Robert Kubica zajął 12. miejsce w szalonym, deszczowym wyścigu na Hockenheim. Zaraz po zakończeniu rywalizacji komisja techniczna wykryła jednak nieprawidłowości w obu samochodach Alfy Romeo. Chodziło o niedozwoloną pomoc w przeniesieniu napędu przy starcie. Kierowcy zespołu, Kimi Raikkonen i Antonio Giovinazzi, zostali ukarani 30 dodatkowymi sekundami. Dzięki temu, Polak został przesunięty na 10. miejsce i zdobył pierwszy punkt w tym sezonie.
Alfa Romeo została ukarana za naruszenie dwóch punktów regulaminu F1 - 27.1., zgodnie z którym kierowcy muszą radzić sobie sami, bez pomocy zespołu, oraz 9., który precyzuje sposób przeniesienia napędu. Władze zespołu zapowiedziały już jednak, że zamierzają złożyć odwołanie od kary. - To wielki zawód, kiedy dwa samochody otrzymują kary i zostają wypchnięte poza dziesiątkę takiego ekscytującego wyścigu - powiedział szef Alfy Romeo, Frederic Vasseur. - Sytuacja, o którą chodzi, miała miejsce na okrążeniu, podczas którego nasze bolidy znajdowały się za samochodem bezpieczeństwa. Właśnie wtedy pojawiła się pewna dysfunkcja sprzęgła, którą musimy zbadać. Szanujemy decyzję FIA, ale odwołamy się od niej, bo uważamy, że mamy dowody, które pomogą ją anulować. Wkrótce skontaktujemy się z odpowiednimi organami - dodał.
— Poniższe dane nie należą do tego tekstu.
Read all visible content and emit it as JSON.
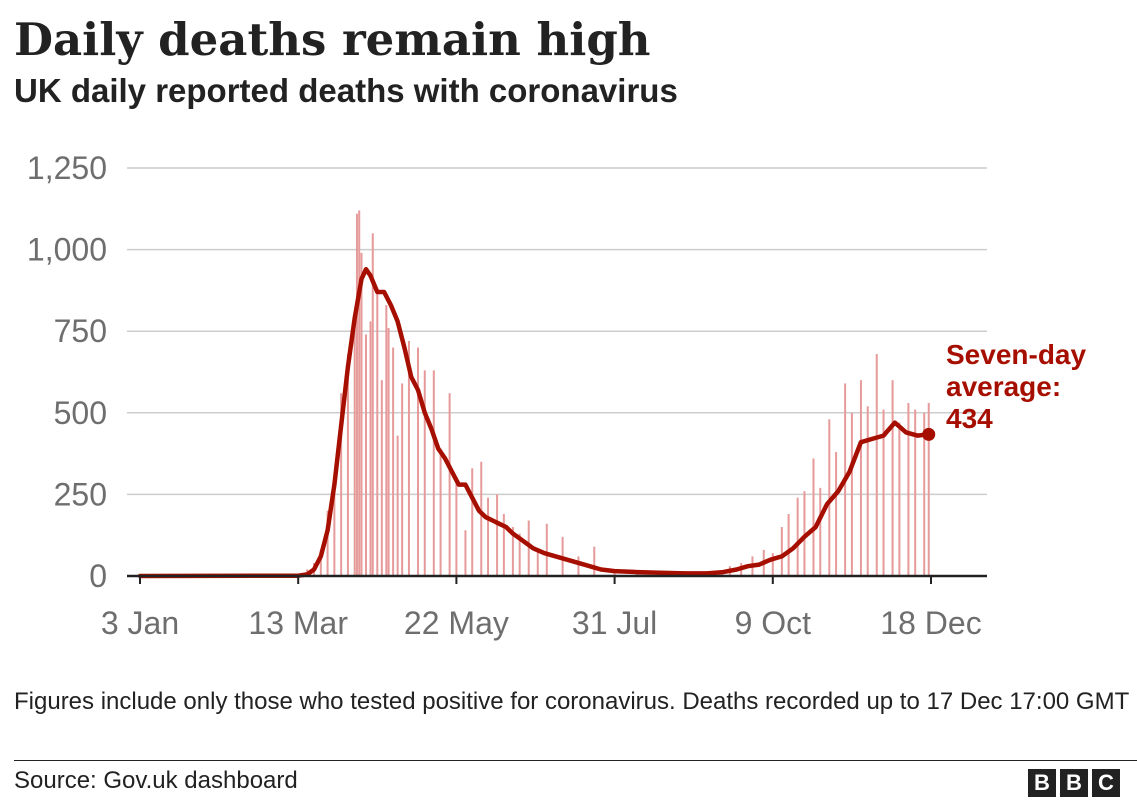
{
  "title": "Daily deaths remain high",
  "subtitle": "UK daily reported deaths with coronavirus",
  "note": "Figures include only those who tested positive for coronavirus. Deaths recorded up to 17 Dec 17:00 GMT",
  "source": "Source: Gov.uk dashboard",
  "logo_letters": [
    "B",
    "B",
    "C"
  ],
  "colors": {
    "bars": "#e69a9a",
    "average_line": "#a60f00",
    "annotation": "#a60f00",
    "axis_text": "#6e6e6e",
    "gridline": "#cccccc",
    "baseline": "#222222"
  },
  "chart_data": {
    "type": "bar",
    "title": "Daily deaths remain high",
    "subtitle": "UK daily reported deaths with coronavirus",
    "xlabel": "",
    "ylabel": "",
    "ylim": [
      0,
      1250
    ],
    "y_ticks": [
      0,
      250,
      500,
      750,
      1000,
      1250
    ],
    "y_tick_labels": [
      "0",
      "250",
      "500",
      "750",
      "1,000",
      "1,250"
    ],
    "x_ticks": [
      "3 Jan",
      "13 Mar",
      "22 May",
      "31 Jul",
      "9 Oct",
      "18 Dec"
    ],
    "x_range": [
      "3 Jan",
      "21 Dec"
    ],
    "grid": true,
    "series": [
      {
        "kind": "daily_deaths_bars",
        "x": [
          "3 Jan",
          "7 Mar",
          "13 Mar",
          "17 Mar",
          "20 Mar",
          "23 Mar",
          "26 Mar",
          "29 Mar",
          "1 Apr",
          "4 Apr",
          "7 Apr",
          "8 Apr",
          "9 Apr",
          "10 Apr",
          "12 Apr",
          "14 Apr",
          "15 Apr",
          "17 Apr",
          "19 Apr",
          "21 Apr",
          "22 Apr",
          "24 Apr",
          "26 Apr",
          "28 Apr",
          "1 May",
          "5 May",
          "8 May",
          "12 May",
          "15 May",
          "19 May",
          "22 May",
          "26 May",
          "29 May",
          "2 Jun",
          "5 Jun",
          "9 Jun",
          "12 Jun",
          "16 Jun",
          "19 Jun",
          "23 Jun",
          "27 Jun",
          "1 Jul",
          "8 Jul",
          "15 Jul",
          "22 Jul",
          "31 Jul",
          "10 Aug",
          "20 Aug",
          "31 Aug",
          "10 Sep",
          "20 Sep",
          "25 Sep",
          "30 Sep",
          "5 Oct",
          "9 Oct",
          "13 Oct",
          "16 Oct",
          "20 Oct",
          "23 Oct",
          "27 Oct",
          "30 Oct",
          "3 Nov",
          "6 Nov",
          "10 Nov",
          "13 Nov",
          "17 Nov",
          "20 Nov",
          "24 Nov",
          "27 Nov",
          "1 Dec",
          "4 Dec",
          "8 Dec",
          "11 Dec",
          "15 Dec",
          "17 Dec"
        ],
        "values": [
          0,
          1,
          2,
          20,
          40,
          80,
          200,
          280,
          560,
          680,
          780,
          1110,
          1120,
          990,
          740,
          780,
          1050,
          880,
          600,
          830,
          760,
          700,
          430,
          590,
          720,
          700,
          630,
          630,
          390,
          560,
          290,
          140,
          330,
          350,
          240,
          250,
          190,
          150,
          130,
          170,
          80,
          160,
          120,
          60,
          90,
          20,
          10,
          5,
          15,
          15,
          30,
          40,
          60,
          80,
          70,
          150,
          190,
          240,
          260,
          360,
          270,
          480,
          380,
          590,
          500,
          600,
          520,
          680,
          510,
          600,
          470,
          530,
          510,
          500,
          530
        ]
      },
      {
        "kind": "seven_day_average_line",
        "x": [
          "3 Jan",
          "13 Mar",
          "17 Mar",
          "20 Mar",
          "23 Mar",
          "26 Mar",
          "29 Mar",
          "1 Apr",
          "4 Apr",
          "7 Apr",
          "10 Apr",
          "12 Apr",
          "14 Apr",
          "17 Apr",
          "20 Apr",
          "23 Apr",
          "26 Apr",
          "29 Apr",
          "2 May",
          "5 May",
          "8 May",
          "11 May",
          "14 May",
          "17 May",
          "20 May",
          "23 May",
          "26 May",
          "29 May",
          "1 Jun",
          "4 Jun",
          "7 Jun",
          "10 Jun",
          "13 Jun",
          "16 Jun",
          "20 Jun",
          "25 Jun",
          "30 Jun",
          "5 Jul",
          "10 Jul",
          "15 Jul",
          "20 Jul",
          "25 Jul",
          "31 Jul",
          "10 Aug",
          "20 Aug",
          "31 Aug",
          "10 Sep",
          "17 Sep",
          "23 Sep",
          "28 Sep",
          "3 Oct",
          "8 Oct",
          "13 Oct",
          "18 Oct",
          "23 Oct",
          "28 Oct",
          "2 Nov",
          "7 Nov",
          "12 Nov",
          "17 Nov",
          "22 Nov",
          "27 Nov",
          "2 Dec",
          "7 Dec",
          "12 Dec",
          "17 Dec"
        ],
        "values": [
          0,
          1,
          5,
          20,
          60,
          140,
          280,
          460,
          640,
          790,
          910,
          940,
          920,
          870,
          870,
          830,
          780,
          700,
          610,
          570,
          500,
          450,
          390,
          360,
          320,
          280,
          280,
          240,
          200,
          180,
          170,
          160,
          150,
          130,
          110,
          85,
          70,
          60,
          50,
          40,
          30,
          20,
          15,
          12,
          10,
          8,
          8,
          12,
          20,
          30,
          35,
          50,
          60,
          85,
          120,
          150,
          220,
          260,
          320,
          410,
          420,
          430,
          470,
          440,
          430,
          434
        ]
      }
    ],
    "annotation": {
      "lines": [
        "Seven-day",
        "average:",
        "434"
      ],
      "value": 434,
      "anchor_x": "17 Dec"
    }
  }
}
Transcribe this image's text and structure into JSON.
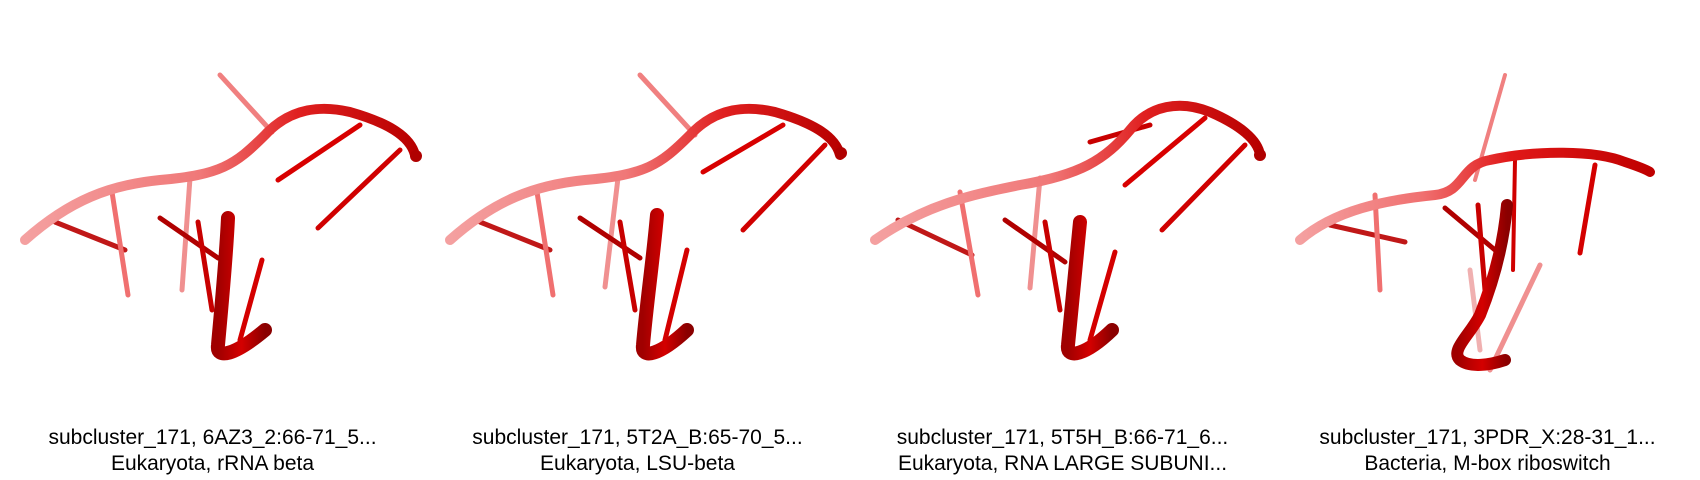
{
  "structure_color": "#d40000",
  "structure_light_color": "#f39a9a",
  "panels": [
    {
      "title": "subcluster_171, 6AZ3_2:66-71_5...",
      "subtitle": "Eukaryota, rRNA beta",
      "image": "rna-cartoon-red"
    },
    {
      "title": "subcluster_171, 5T2A_B:65-70_5...",
      "subtitle": "Eukaryota, LSU-beta",
      "image": "rna-cartoon-red"
    },
    {
      "title": "subcluster_171, 5T5H_B:66-71_6...",
      "subtitle": "Eukaryota, RNA LARGE SUBUNI...",
      "image": "rna-cartoon-red"
    },
    {
      "title": "subcluster_171, 3PDR_X:28-31_1...",
      "subtitle": "Bacteria, M-box riboswitch",
      "image": "rna-cartoon-red"
    }
  ]
}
- Kimi i Antonio bardzo dobrze radzili sobie w trudnych warunkach, a siódme i ósme miejsce było nagrodą za ich występ. Zespół pracował bardzo ciężko, aby sprawić, że oba bolidy znajdą się na punktowanych pozycjach. Po raz kolejny pokazaliśmy, że mamy tempo, aby walczyć z pozostałymi zespołami. Niedzielny wyścig był świetną wizytówką Formuły 1 i szkoda, że tak się skończył - zakończył Vasseur.